To finish the holes, I used a top-bearing 1/2" pattern bit like a flush trim bit. I drilled 5/8" starter holes, then trimmed off the remaining 1/8" depth.

A test fit showed that the cup holes (and the thickness of the box's bottom) were correct.

You might have noticed that the router base left circular scratches in the top. (Initially, I tried to prevent that by covering the top of the box with painter's tape, but the router base didn't slide over the tape as smoothly as it did over the wood, so I removed the tape.) The scratches sanded out easily. I sanded the entire box, starting with 80-grit and finishing with 280-grit.

I didn't take any photos of the finishing step, but there wasn't much to it. I just wiped on some Danish oil, removed the excess, waited a day, and repeated.

Thanks for reading!

Ron, this looks great. I added an idea about where you might find a lathe to pottz salt cellar for you to look at.
simple elegance ron.

working with my hands is a joy,it gives me a sense of fulfillment,somthing so many seek and so few find.-SAM MALOOF.
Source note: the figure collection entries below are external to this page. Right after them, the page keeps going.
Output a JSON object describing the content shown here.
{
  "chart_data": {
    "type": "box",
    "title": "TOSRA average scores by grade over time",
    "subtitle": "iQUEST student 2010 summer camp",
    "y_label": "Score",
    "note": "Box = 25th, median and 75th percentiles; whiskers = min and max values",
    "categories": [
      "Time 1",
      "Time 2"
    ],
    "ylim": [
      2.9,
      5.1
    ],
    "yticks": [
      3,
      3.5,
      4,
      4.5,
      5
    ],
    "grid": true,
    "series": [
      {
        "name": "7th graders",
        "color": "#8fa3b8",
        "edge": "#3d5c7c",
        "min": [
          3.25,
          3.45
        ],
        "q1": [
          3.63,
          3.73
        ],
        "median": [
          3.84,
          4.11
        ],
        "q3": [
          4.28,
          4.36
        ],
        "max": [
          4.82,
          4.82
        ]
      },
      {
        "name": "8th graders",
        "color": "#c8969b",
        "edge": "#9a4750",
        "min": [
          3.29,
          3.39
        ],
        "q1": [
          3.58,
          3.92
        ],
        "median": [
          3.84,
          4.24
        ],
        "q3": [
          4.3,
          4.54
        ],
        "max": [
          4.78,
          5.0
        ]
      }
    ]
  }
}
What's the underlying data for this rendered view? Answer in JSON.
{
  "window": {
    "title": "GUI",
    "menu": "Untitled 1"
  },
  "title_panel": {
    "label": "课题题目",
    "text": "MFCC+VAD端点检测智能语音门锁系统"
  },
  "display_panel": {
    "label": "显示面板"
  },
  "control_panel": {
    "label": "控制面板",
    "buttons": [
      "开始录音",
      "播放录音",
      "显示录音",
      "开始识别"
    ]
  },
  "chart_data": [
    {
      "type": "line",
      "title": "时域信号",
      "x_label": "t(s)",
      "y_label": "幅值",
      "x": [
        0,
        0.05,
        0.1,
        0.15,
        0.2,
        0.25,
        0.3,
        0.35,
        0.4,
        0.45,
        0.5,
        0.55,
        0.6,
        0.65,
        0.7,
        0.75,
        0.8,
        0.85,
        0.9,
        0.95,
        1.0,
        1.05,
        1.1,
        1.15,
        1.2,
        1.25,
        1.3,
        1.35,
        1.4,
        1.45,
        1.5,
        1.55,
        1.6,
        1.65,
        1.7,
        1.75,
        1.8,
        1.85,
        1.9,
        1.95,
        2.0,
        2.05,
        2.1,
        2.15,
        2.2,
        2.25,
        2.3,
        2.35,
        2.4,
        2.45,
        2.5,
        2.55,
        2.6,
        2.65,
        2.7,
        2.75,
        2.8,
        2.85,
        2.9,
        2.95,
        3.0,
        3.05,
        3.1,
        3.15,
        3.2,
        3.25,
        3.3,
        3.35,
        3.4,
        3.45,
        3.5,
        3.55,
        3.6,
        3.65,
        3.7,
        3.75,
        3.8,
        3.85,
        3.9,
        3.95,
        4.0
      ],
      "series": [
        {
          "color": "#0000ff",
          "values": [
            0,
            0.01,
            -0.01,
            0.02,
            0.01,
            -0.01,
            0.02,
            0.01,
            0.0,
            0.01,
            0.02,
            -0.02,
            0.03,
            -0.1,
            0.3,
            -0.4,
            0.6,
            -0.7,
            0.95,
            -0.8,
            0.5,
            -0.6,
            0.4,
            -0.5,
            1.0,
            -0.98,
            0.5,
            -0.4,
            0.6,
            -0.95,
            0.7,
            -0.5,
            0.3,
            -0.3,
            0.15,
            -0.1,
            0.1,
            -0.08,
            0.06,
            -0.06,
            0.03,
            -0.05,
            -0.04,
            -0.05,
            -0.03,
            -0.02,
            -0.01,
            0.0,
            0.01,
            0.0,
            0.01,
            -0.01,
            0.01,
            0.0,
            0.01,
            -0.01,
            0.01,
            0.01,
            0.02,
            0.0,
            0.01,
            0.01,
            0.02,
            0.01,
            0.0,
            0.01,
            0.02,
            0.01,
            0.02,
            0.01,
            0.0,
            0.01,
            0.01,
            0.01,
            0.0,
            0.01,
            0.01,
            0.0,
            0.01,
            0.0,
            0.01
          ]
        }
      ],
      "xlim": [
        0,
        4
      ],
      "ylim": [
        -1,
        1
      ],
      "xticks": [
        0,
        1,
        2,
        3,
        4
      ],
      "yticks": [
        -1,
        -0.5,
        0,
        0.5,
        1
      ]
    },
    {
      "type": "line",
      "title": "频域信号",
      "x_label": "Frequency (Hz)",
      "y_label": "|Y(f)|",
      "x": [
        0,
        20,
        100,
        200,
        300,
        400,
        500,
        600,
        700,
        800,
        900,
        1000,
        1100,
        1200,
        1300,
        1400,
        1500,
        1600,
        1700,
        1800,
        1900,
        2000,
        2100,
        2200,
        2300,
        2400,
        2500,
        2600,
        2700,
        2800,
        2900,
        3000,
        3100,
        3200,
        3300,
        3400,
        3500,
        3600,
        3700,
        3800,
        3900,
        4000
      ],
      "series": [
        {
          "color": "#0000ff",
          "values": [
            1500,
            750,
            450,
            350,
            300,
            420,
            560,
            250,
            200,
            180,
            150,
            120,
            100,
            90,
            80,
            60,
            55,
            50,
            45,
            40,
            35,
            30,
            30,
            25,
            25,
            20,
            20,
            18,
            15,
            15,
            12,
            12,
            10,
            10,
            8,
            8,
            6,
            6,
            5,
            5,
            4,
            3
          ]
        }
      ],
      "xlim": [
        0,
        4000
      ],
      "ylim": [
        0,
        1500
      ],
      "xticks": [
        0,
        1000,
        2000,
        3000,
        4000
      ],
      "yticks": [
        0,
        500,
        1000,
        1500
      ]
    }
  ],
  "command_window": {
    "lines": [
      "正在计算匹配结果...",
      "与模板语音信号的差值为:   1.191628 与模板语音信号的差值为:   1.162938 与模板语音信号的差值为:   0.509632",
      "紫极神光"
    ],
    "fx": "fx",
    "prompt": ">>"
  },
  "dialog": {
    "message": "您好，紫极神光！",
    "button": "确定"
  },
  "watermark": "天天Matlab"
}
You had my attention with "It's made of walnut..." 😉  Another project that shows the value in taking time to attend to the details.  
Thanks, Stroland, pottz, and Barb! Yes, I like walnut a lot too. :-)
A well thought out design Ron. Looks great too!
Great design and elegant, you can up with a good solution to drilling the required holes. This is something to keep in mind, if not for plants, candles.